Last night my mom and I were at the WQED Multimedia studios to see a screening of the documentary, "In Country: A Vietnam Story." We were there with about a hundred and fifty other people, and it was interesting for me not just to see the documentary on a big screen, but to hear how the group reacted to it.

The highlight of my evening was getting to talk with Minette Seate's mom, and it was fantastic to see Andrew Boone again. (I'll see him tonight, when he'll be on the panel with me on OnQ.)

Here's a photo of my mom chatting with Mr. Boone:

Wait til you see him in the documentary. He's great!

Wednesday, November 08, 2006

TV Times

Just to clarify, here are the dates and times for what's airing on WQED TV (all airing locally in Pittsburgh--this is not on national PBS at this time):
Thursday, 11/9/06: 7:30pm-8pm, OnQ news magazine on Vietnam
Thursday, 11/9/06: 8pm-9pm, Vietnam documentary
Thursday, 11/9/06, 10pm-11pm, Vietnam documentary (rebroadcast)
Friday, 11/10/06: midnight-12:30am, OnQ (rebroadcast)
Friday, 11/10/06: 12:30pm-1pm, OnQ (rebroadcast)
Sunday, 11/12/06: 4pm-5pm: Vietnam documentary (rebroadcast)

Tuesday, November 07, 2006

OnQ appearance

I'll be on WQED's news magazine show, OnQ, on Thursday, November 9. It repeats that night at midnight, and again on November 10 from 12:30pm-1pm. Here's the info from WQED:

Cover Story: In Country: A Vietnam Story - OnQ previews this WQED-TV documentary.

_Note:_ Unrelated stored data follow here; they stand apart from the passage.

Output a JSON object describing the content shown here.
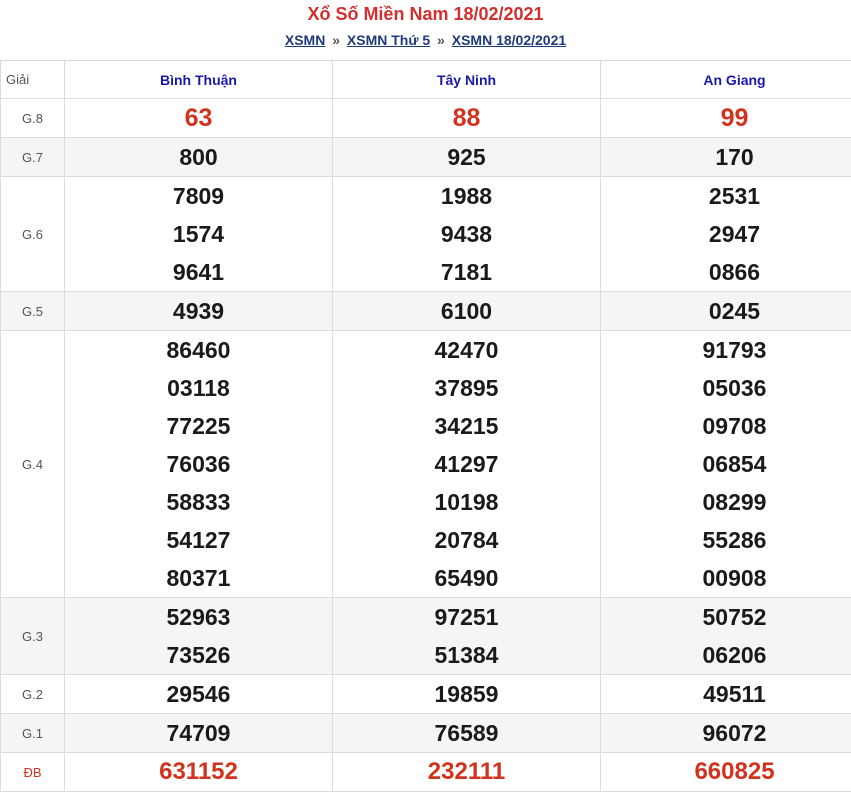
{
  "title": "Xổ Số Miền Nam 18/02/2021",
  "breadcrumb": {
    "items": [
      "XSMN",
      "XSMN Thứ 5",
      "XSMN 18/02/2021"
    ],
    "separator": "»"
  },
  "table": {
    "label_header": "Giải",
    "provinces": [
      "Bình Thuận",
      "Tây Ninh",
      "An Giang"
    ],
    "prizes": [
      {
        "label": "G.8",
        "values": [
          [
            "63"
          ],
          [
            "88"
          ],
          [
            "99"
          ]
        ]
      },
      {
        "label": "G.7",
        "values": [
          [
            "800"
          ],
          [
            "925"
          ],
          [
            "170"
          ]
        ]
      },
      {
        "label": "G.6",
        "values": [
          [
            "7809",
            "1574",
            "9641"
          ],
          [
            "1988",
            "9438",
            "7181"
          ],
          [
            "2531",
            "2947",
            "0866"
          ]
        ]
      },
      {
        "label": "G.5",
        "values": [
          [
            "4939"
          ],
          [
            "6100"
          ],
          [
            "0245"
          ]
        ]
      },
      {
        "label": "G.4",
        "values": [
          [
            "86460",
            "03118",
            "77225",
            "76036",
            "58833",
            "54127",
            "80371"
          ],
          [
            "42470",
            "37895",
            "34215",
            "41297",
            "10198",
            "20784",
            "65490"
          ],
          [
            "91793",
            "05036",
            "09708",
            "06854",
            "08299",
            "55286",
            "00908"
          ]
        ]
      },
      {
        "label": "G.3",
        "values": [
          [
            "52963",
            "73526"
          ],
          [
            "97251",
            "51384"
          ],
          [
            "50752",
            "06206"
          ]
        ]
      },
      {
        "label": "G.2",
        "values": [
          [
            "29546"
          ],
          [
            "19859"
          ],
          [
            "49511"
          ]
        ]
      },
      {
        "label": "G.1",
        "values": [
          [
            "74709"
          ],
          [
            "76589"
          ],
          [
            "96072"
          ]
        ]
      },
      {
        "label": "ĐB",
        "values": [
          [
            "631152"
          ],
          [
            "232111"
          ],
          [
            "660825"
          ]
        ]
      }
    ]
  },
  "colors": {
    "title": "#d32f2f",
    "highlight_number": "#d1331e",
    "province_header": "#1a1aa6",
    "link": "#1f3a7a"
  }
}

Also Tonight: "In Country" producers and participants discuss their involvement in the documentary. OnQ host Chris Moore, who produced "In Country," welcomes co-producer Minette Seate, Tony Accamando and Noreen Doloughty of Friends of Danang and Vietnam veteran Andrew Boone.

Sunday, November 05, 2006

Pittsburgh Post-Gazette preview story

The Pittsburgh Post-Gazette preview story on the documentary is on the cover of the Post-Gazette's TV Week this week, and it's online, too. Former coworker of mine Rob Owen was kind enough to include a mention of me and that I'm a former Post-Gazette employee.

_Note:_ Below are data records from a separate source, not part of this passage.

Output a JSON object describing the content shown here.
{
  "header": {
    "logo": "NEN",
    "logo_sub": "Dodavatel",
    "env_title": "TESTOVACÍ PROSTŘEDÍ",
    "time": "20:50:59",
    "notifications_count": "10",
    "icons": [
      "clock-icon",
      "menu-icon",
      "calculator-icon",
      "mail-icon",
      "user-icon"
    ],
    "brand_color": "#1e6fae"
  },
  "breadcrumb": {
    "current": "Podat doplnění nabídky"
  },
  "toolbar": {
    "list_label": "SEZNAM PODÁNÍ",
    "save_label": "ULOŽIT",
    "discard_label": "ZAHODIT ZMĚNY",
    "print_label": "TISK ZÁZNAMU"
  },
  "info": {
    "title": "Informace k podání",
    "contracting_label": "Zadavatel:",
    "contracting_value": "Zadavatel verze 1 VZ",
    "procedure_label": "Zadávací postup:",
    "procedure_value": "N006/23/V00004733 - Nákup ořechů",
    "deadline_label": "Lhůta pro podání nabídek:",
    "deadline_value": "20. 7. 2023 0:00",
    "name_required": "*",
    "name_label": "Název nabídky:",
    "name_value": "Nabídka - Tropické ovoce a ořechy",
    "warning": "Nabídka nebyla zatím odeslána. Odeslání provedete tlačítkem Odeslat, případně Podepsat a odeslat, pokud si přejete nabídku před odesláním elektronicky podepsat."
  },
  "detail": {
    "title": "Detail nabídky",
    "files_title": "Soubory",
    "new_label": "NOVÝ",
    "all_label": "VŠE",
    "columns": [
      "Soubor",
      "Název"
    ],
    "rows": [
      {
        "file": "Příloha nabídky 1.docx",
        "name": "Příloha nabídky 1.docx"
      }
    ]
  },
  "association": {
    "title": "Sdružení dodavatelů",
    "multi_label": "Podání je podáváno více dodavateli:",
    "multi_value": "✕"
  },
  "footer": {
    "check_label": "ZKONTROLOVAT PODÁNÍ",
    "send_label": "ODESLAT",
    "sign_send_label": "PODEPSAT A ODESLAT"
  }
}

It feels weird knowing that Rob may have seen this thing before I have. And it doesn't feel weird because he's a TV editor, it feels weird because he's somebody I know.

Here's another Dino DiStefano photo, from a van moving through the countryside in northern Vietnam:

WQED's press release

The WQED press release on the Vietnam documentary includes some photos and a video clip--which is similar but not identical to the preview clip that ran on WQED in July.

Here's one of the photos, Dino's shot from a moving cyclo in Saigon:

Thursday, November 02, 2006

Payback for stealing bottles

Continuing on the theme of cousins on my dad's side of the family: Back when my cousin Gene and I were babies, he was the quiet, meek one, and I was a few months older and a whole lot louder and more aggressive. Aunt Debbie claims I used to steal Gene's bottle, until finally he slugged me. But I can't remember.

What I do know is that yesterday I was flipping through the latest issue of Pittsburgh magazine (the issue with new mayor Luke Ravenstahl on the cover, and featuring Pittsburgh's 40 under 40), seeing what was in there about the Vietnam documentary. A story, but no mention of me, and I'm nowhere to be seen in the photos. Then I flip to the beginning of the issue and find a story about blogs, and right there in the collage of screen shots is my cousin Gene's poker blog.

I got out my cell phone and called him from the bus.

"Gene," I said to him, "You stole my issue of Pittsburgh magazine. I was supposed to be in here!"

Gene laughed and went on to tell me this story about how he'd been in Aruba, and Chico Harlan from the Post-Gazette wrote a story including Gene...only, by the new "courtesy title" rule shoved down the throats of PG copy editors, he's "Mr. Bromberg."

Mr. Bromberg wasted no time in getting that Pittsburgh magazine piece online on his blog. He didn't even credit me for tipping him off to it...Mean Gene is living up to his name. I'm entertaining thoughts of wrestling beer bottles out of his hands on Thanksgiving.